The only thing they had available in terms of a towel was a minuscule washcloth that they could either stand on, or use to dry off. If they didn't stand on this small scrap of material, the "campers" were left with muddy feet they would then squeeze back into their socks and shoes. By the way, this hint of a washcloth "never got washed and never got clean," said Savanna. New clothes were delivered by a laundry service once a week but in the meantime, they would end up with burnt holes in their garments from the fire.
At night they slept in sleeping bags, sans tents for any sort of shelter. Their shoes were taken from them while sleeping so that walking to a bathroom hole meant stepping on cactuses in the night. "My dad spent hours pulling thorns and cactus particles out of my feet when I got home," Savanna shared. "It was absolute torture," she said.
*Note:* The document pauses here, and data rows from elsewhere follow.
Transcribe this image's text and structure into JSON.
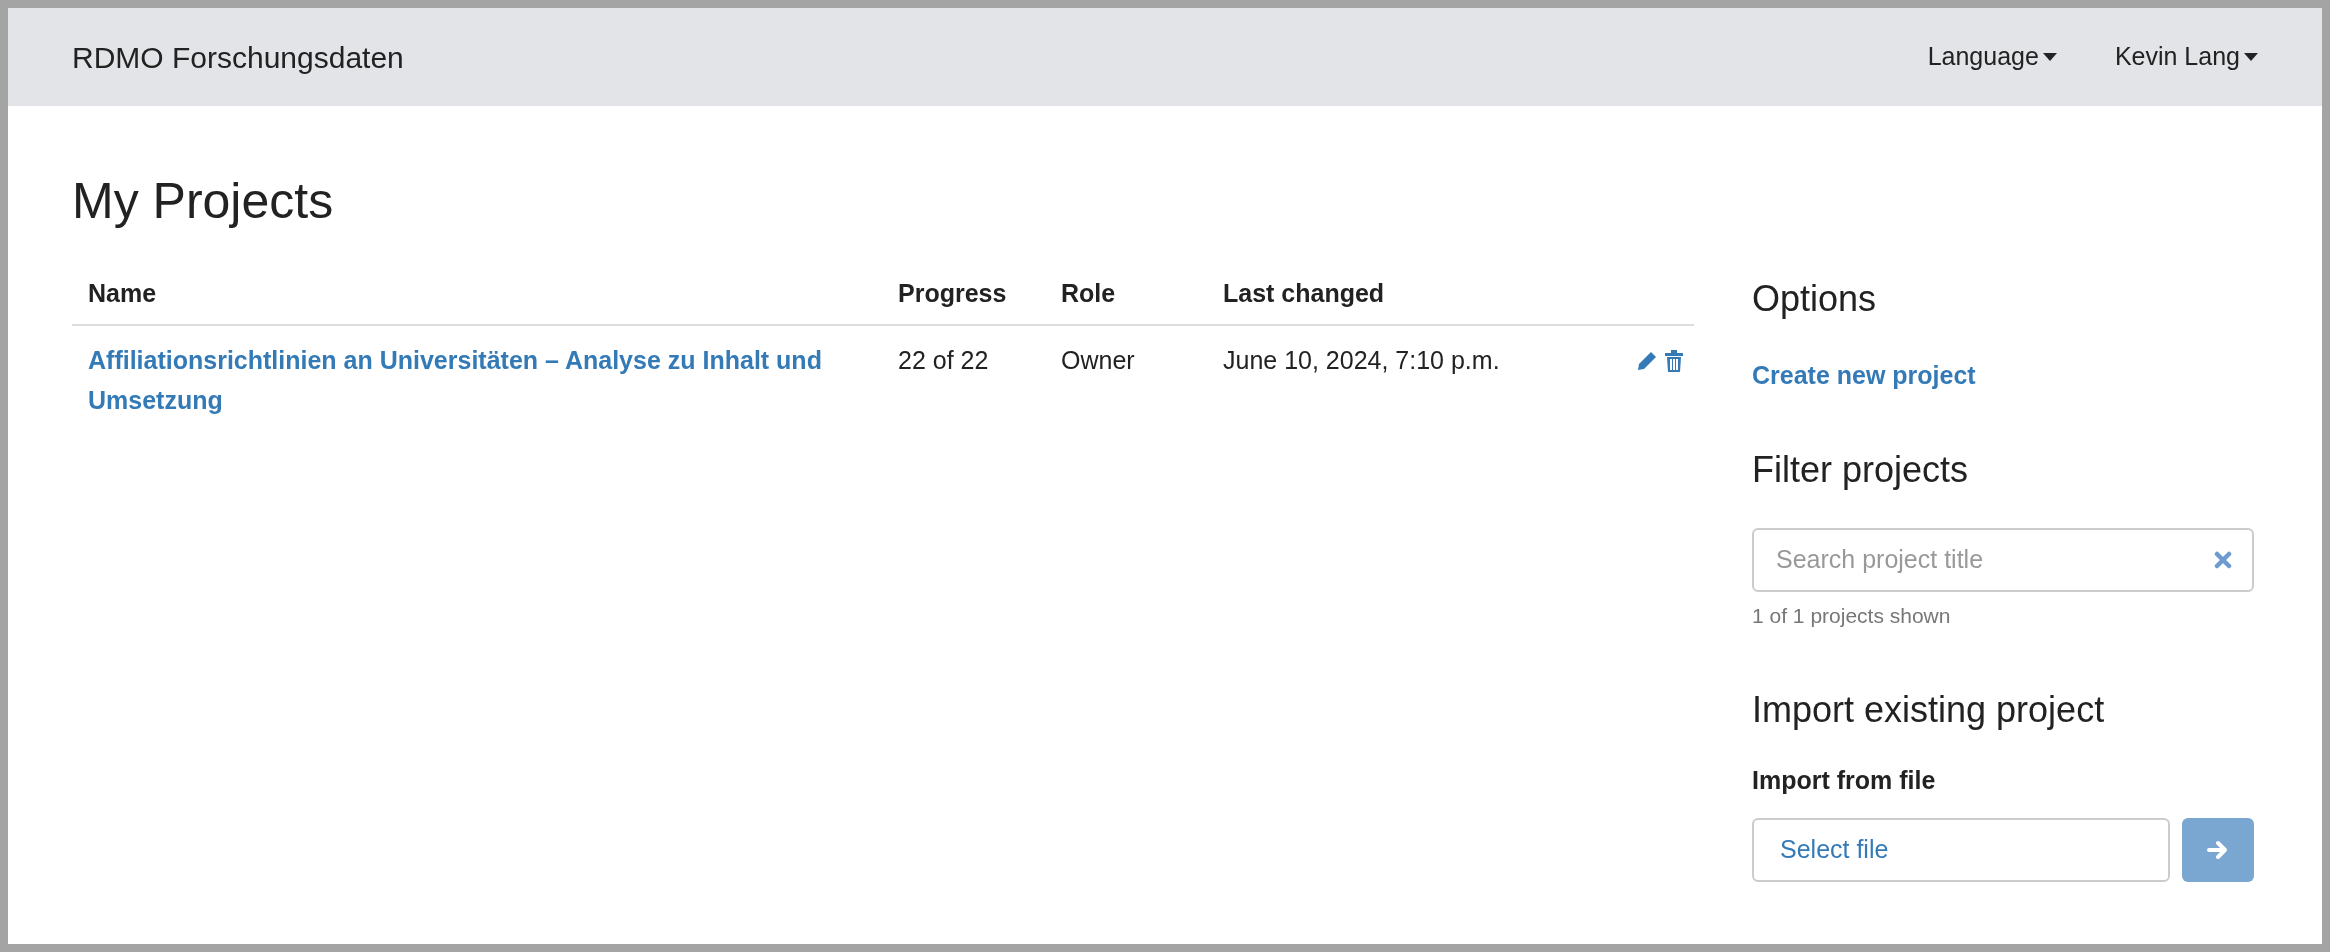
{
  "navbar": {
    "brand": "RDMO Forschungsdaten",
    "menus": [
      {
        "label": "Language"
      },
      {
        "label": "Kevin Lang"
      }
    ]
  },
  "heading": "My Projects",
  "table": {
    "columns": [
      "Name",
      "Progress",
      "Role",
      "Last changed"
    ],
    "rows": [
      {
        "name": "Affiliationsrichtlinien an Universitäten – Analyse zu Inhalt und Umsetzung",
        "progress": "22 of 22",
        "role": "Owner",
        "last_changed": "June 10, 2024, 7:10 p.m."
      }
    ]
  },
  "options": {
    "title": "Options",
    "link": "Create new project"
  },
  "filter": {
    "title": "Filter projects",
    "placeholder": "Search project title",
    "count": "1 of 1 projects shown"
  },
  "import": {
    "title": "Import existing project",
    "label": "Import from file",
    "file_button": "Select file",
    "submit_disabled": true
  }
}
The age range of the girls at the camp was anywhere between 12 and 15 years old. Now picture these young kids hiking seven to 10 miles a day, often in snow up to their knees. This resulted in constant "feet checks" in an effort to make sure no one got frostbite and lost a toe or worse. While they could write letters to their parents, all communication was checked by the camp. There is no way they could ever explain the abuse going on. "It was pretty much the worst thing I've ever experienced," she said.